À EAR2, les réactions induites par neutrons seront étudiées avec une très grande précision et dans de très bonnes conditions expérimentales grâce au flux instantané de neutrons extrêmement élevé fourni par l’installation. Celle-ci comprend également une pièce, isolée par une paroi en béton de la zone d'expérimentation principale, où les scientifiques prépareront les échantillons à mesurer et où sont situées les stations d'acquisition de données. « Les premières expériences seront installées cet automne et notre calendrier est déjà rempli jusqu'à la fin de 2015 », précise Enrico Chiaveri, porte-parole de la collaboration n_TOF.

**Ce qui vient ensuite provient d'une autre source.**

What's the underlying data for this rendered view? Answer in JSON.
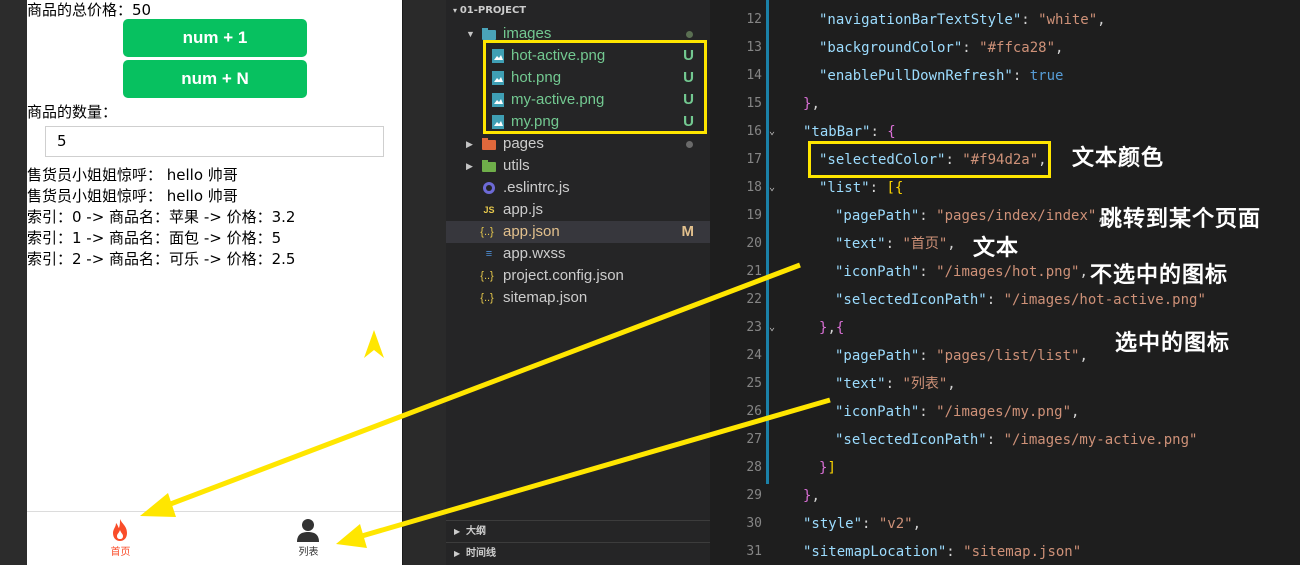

Les réactions qui seront étudiées à EAR2 exigent parfois des échantillons radioactifs non encapsulés. C’est pourquoi l’ensemble de l’installation doit être conçu pour répondre à la catégorie A de radioprotection, soit la norme la plus stricte en vigueur. En particulier, l'absorbeur est fait de trois couches différentes : la première – en polyéthylène boré – pour arrêter les neutrons thermiques, la deuxième – en fer – pour arrêter les neutrons plus rapides, et la dernière – en béton – pour que le tout ne laisse passer aucun rayonnement. « La ligne de faisceau de EAR2 est également bien blindée et est équipée de collimateurs et d’un aimant à grande ouverture donnant la forme au faisceau de neutrons et permettant de réduire le bruit de fond causé par les autres particules produites lors du processus de spallation », ajoute Christina Weiss, coordinatrice de l’exploitation de n_TOF, et boursière CERN de l'Université de technologie de Vienne.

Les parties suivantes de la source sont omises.